Geboren im brandenburgischen Tackern/Westprignitz, studierte Hübener nach Absolvierung des Elite-Gymnasiums in Schulpforta Staatswissenschaften und Geschichte in Kiel und Berlin und promovierte 1905 zum Dr. phil. Seine berufliche Karriere begann er als volkswirtschaftlicher Sekretär und Syndikus der Handelskammer Berlin. Während des Ersten Weltkrieges leistete er Kriegsdienst und trat 1919 als Beamter im Ministerium für Handel und Gewerbe in den preußischen Staatsdienst über.

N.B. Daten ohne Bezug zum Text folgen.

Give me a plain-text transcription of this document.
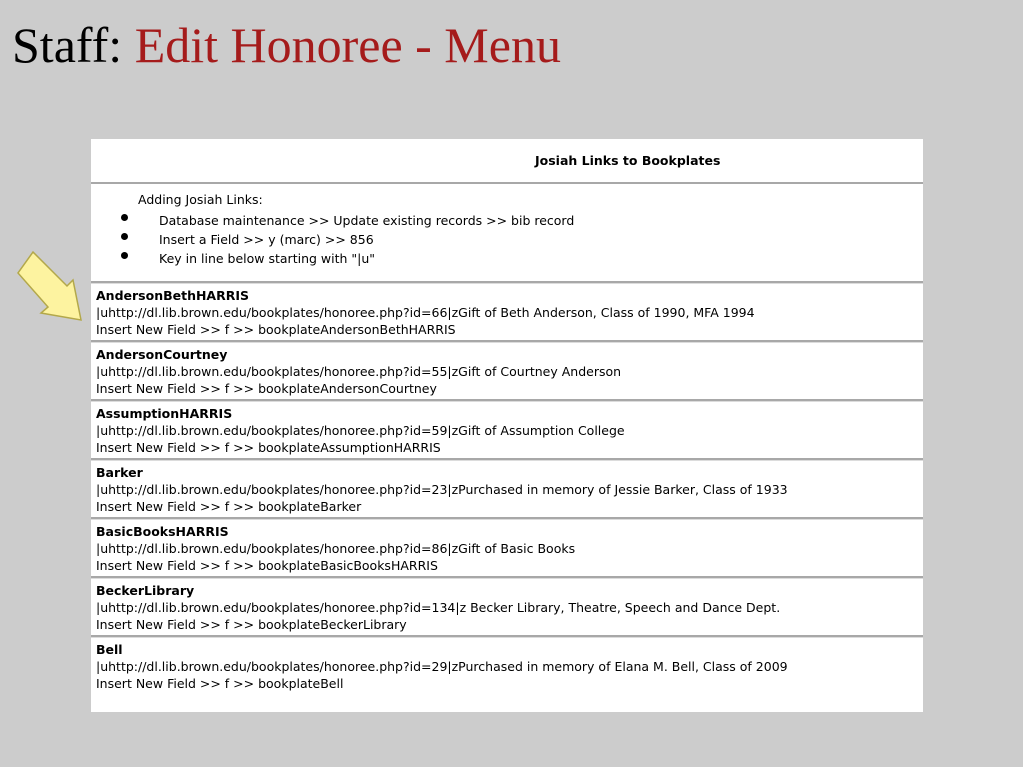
Staff: Edit Honoree - Menu
Josiah Links to Bookplates
Adding Josiah Links:
Database maintenance >> Update existing records >> bib record
Insert a Field >> y (marc) >> 856
Key in line below starting with "|u"
AndersonBethHARRIS
|uhttp://dl.lib.brown.edu/bookplates/honoree.php?id=66|zGift of Beth Anderson, Class of 1990, MFA 1994
Insert New Field >> f >> bookplateAndersonBethHARRIS
AndersonCourtney
|uhttp://dl.lib.brown.edu/bookplates/honoree.php?id=55|zGift of Courtney Anderson
Insert New Field >> f >> bookplateAndersonCourtney
AssumptionHARRIS
|uhttp://dl.lib.brown.edu/bookplates/honoree.php?id=59|zGift of Assumption College
Insert New Field >> f >> bookplateAssumptionHARRIS
Barker
|uhttp://dl.lib.brown.edu/bookplates/honoree.php?id=23|zPurchased in memory of Jessie Barker, Class of 1933
Insert New Field >> f >> bookplateBarker
BasicBooksHARRIS
|uhttp://dl.lib.brown.edu/bookplates/honoree.php?id=86|zGift of Basic Books
Insert New Field >> f >> bookplateBasicBooksHARRIS
BeckerLibrary
|uhttp://dl.lib.brown.edu/bookplates/honoree.php?id=134|z Becker Library, Theatre, Speech and Dance Dept.
Insert New Field >> f >> bookplateBeckerLibrary
Bell
|uhttp://dl.lib.brown.edu/bookplates/honoree.php?id=29|zPurchased in memory of Elana M. Bell, Class of 2009
Insert New Field >> f >> bookplateBell
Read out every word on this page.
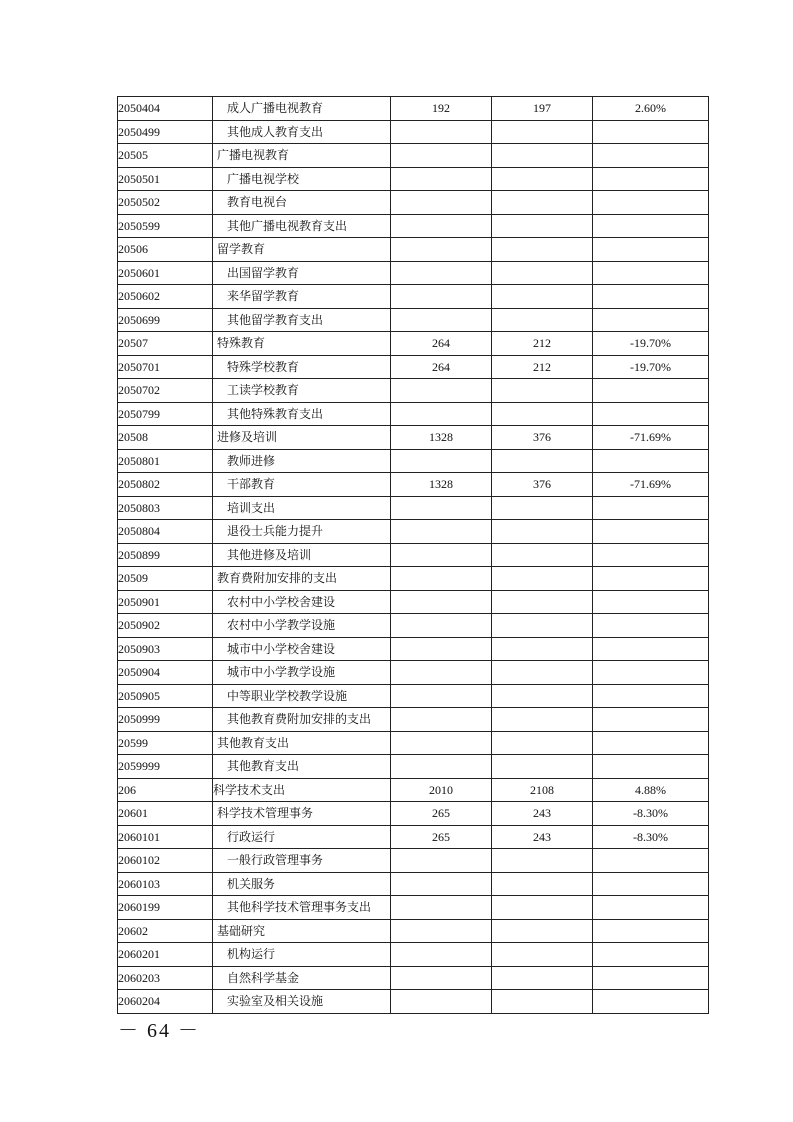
2050404	成人广播电视教育	192	197	2.60%
2050499	其他成人教育支出			
20505	广播电视教育			
2050501	广播电视学校			
2050502	教育电视台			
2050599	其他广播电视教育支出			
20506	留学教育			
2050601	出国留学教育			
2050602	来华留学教育			
2050699	其他留学教育支出			
20507	特殊教育	264	212	-19.70%
2050701	特殊学校教育	264	212	-19.70%
2050702	工读学校教育			
2050799	其他特殊教育支出			
20508	进修及培训	1328	376	-71.69%
2050801	教师进修			
2050802	干部教育	1328	376	-71.69%
2050803	培训支出			
2050804	退役士兵能力提升			
2050899	其他进修及培训			
20509	教育费附加安排的支出			
2050901	农村中小学校舍建设			
2050902	农村中小学教学设施			
2050903	城市中小学校舍建设			
2050904	城市中小学教学设施			
2050905	中等职业学校教学设施			
2050999	其他教育费附加安排的支出			
20599	其他教育支出			
2059999	其他教育支出			
206	科学技术支出	2010	2108	4.88%
20601	科学技术管理事务	265	243	-8.30%
2060101	行政运行	265	243	-8.30%
2060102	一般行政管理事务			
2060103	机关服务			
2060199	其他科学技术管理事务支出			
20602	基础研究			
2060201	机构运行			
2060203	自然科学基金			
2060204	实验室及相关设施			
－ 64 －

Seit 1922 Mitglied der sächsischen Provinzialversammlung, wurde er zwei Jahre später zum Landeshauptmann der Provinz Sachsen gewählt und blieb bis zu seiner Dienstentlassung 1933 Chef der Provinzialverwaltung. Politisch hatte er sich bereits sowohl in der Deutschen Demokratischen Partei (DDP) als auch der Deutschen Staatspartei (DStP) engagiert. Bis Kriegsende lebte er – durch einen kurzzeitigen Kriegsdienst 1941/42 unterbrochen – in Wernigerode und Jena als freiberuflicher und wissenschaftlicher Publizist.
Hübener zählte 1945 zu den Mitbegründern der LDP(D) in Halle. Bereits im Mai 1945 wurde er zunächst von der amerikanischen Besatzungsmacht zum Landeshauptmann und im Juli von der sowjetischen Militärregierung zum Präsidenten der Provinzialverwaltung Sachsen-Anhalt ernannt. 1946 erhielt er eine Professur für Verwaltungslehre und Verwaltungswissenschaft an der Martin-Luther-Universität Halle. Im selben Jahr wurde Hübener Ministerpräsident des Landes Sachsen-Anhalt und zugleich bis zu seinem Rücktritt im Januar 1948 Minister der Justiz. Als solcher nahm er als einziger Politiker, der nicht aus der SED kam, 1947 für die sowjetisch besetzte Zone an der Münchner Ministerpräsidentenkonferenz teil. Von 1948 bis 1949 war er zugleich Mitglied des Deutschen Volksrates.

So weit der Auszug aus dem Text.